Background: The relationships between cannabis use frequency with alcohol use, alcohol-related harms, and persistent alcohol use disorder (AUD) in a general population subsample of individuals previously treated for AUD were examined.
Methods: Secondary analyses of the 2005, 2010, and 2015 U.S. National Alcohol Surveys, a nationwide general population sample of individuals ages 18+, were performed. The analytic subsample (N = 772) reported 3+ lifetime DSM-IV alcohol dependence criteria and prior AUD treatment. Primary exposure was past 12-month frequency of cannabis use (weekly or more, or "heavy;" more than monthly/less than weekly or "midlevel;" less than monthly or "light;" none).

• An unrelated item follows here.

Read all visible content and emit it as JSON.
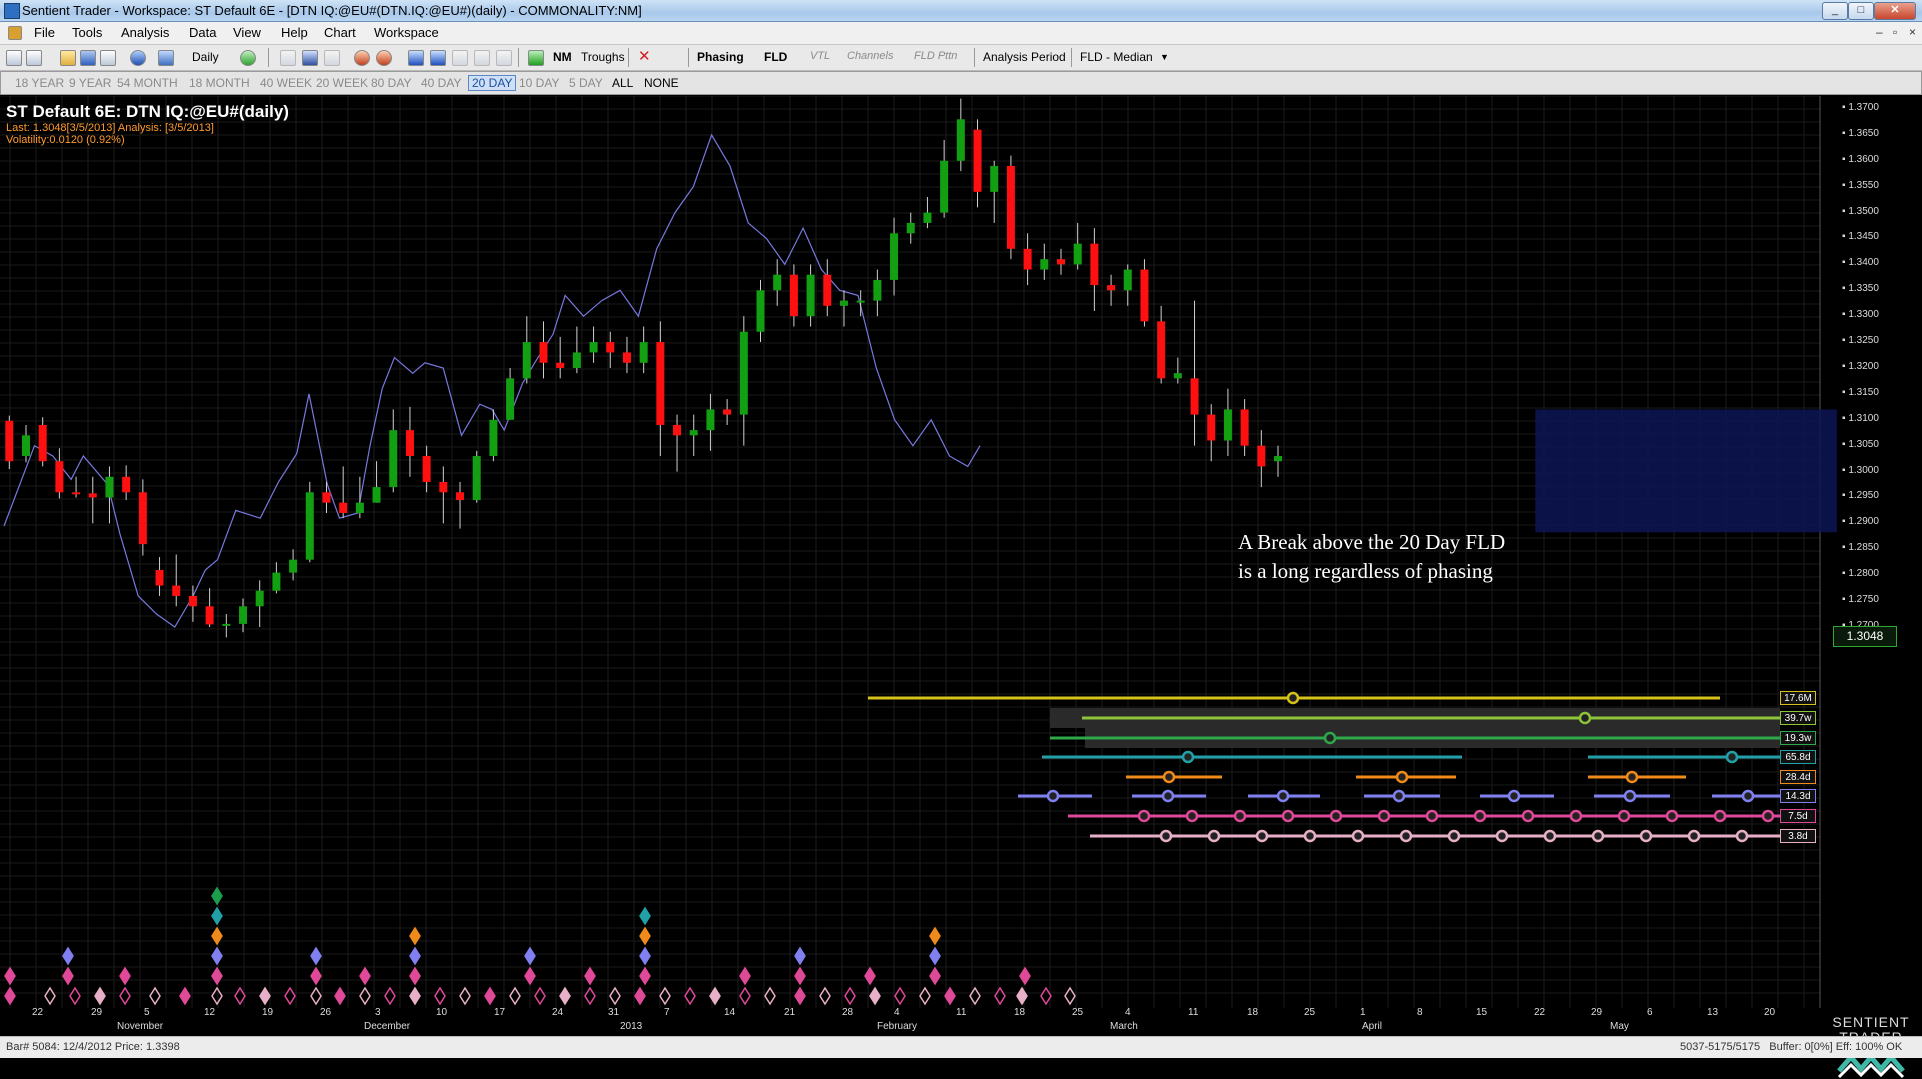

Primary outcomes were past 12-month total volume, average frequency of 5+ drinks/month, past 12-month alcohol-related harms, and past 12-month DSM-IV alcohol dependence.
Results: Multivariable negative binomial and logistic regressions showed that the only cannabis users who consistently differed significantly from cannabis abstainers were midlevel users; specifically, more than monthly/less than weekly cannabis users drank 2.83 times as many drinks (95% CI: 1.43, 5.60); had 2.83 as many 5+ occasions (95% CI: 1.38, 5.79); had 6.82 times the odds of experiencing any harms (95% CI: 2.29, 20.33); and had 6.53 times the odds of persistent AUD as cannabis abstainers (95% CI: 2.66, 16.02; all ps < 0.05). The relationship between midlevel cannabis use and harms remained significant after adjustment for volume and frequency of 5+ (OR = 6.18, 95% CI: 1.35, 28.37).
Conclusions: Among those with lifetime AUD who have been to treatment, only more than monthly/less than weekly cannabis use is related to more alcohol-related harms and persistent AUD compared to cannabis abstinence. Heavier and lighter cannabis use is not related to worse alcohol outcomes compared to cannabis abstinence.
Keywords: Alcohol; Alcohol Use Disorder; Alcohol-Related Problems; Cannabis; Marijuana; Treatment.
© 2019 by the Research Society on Alcoholism.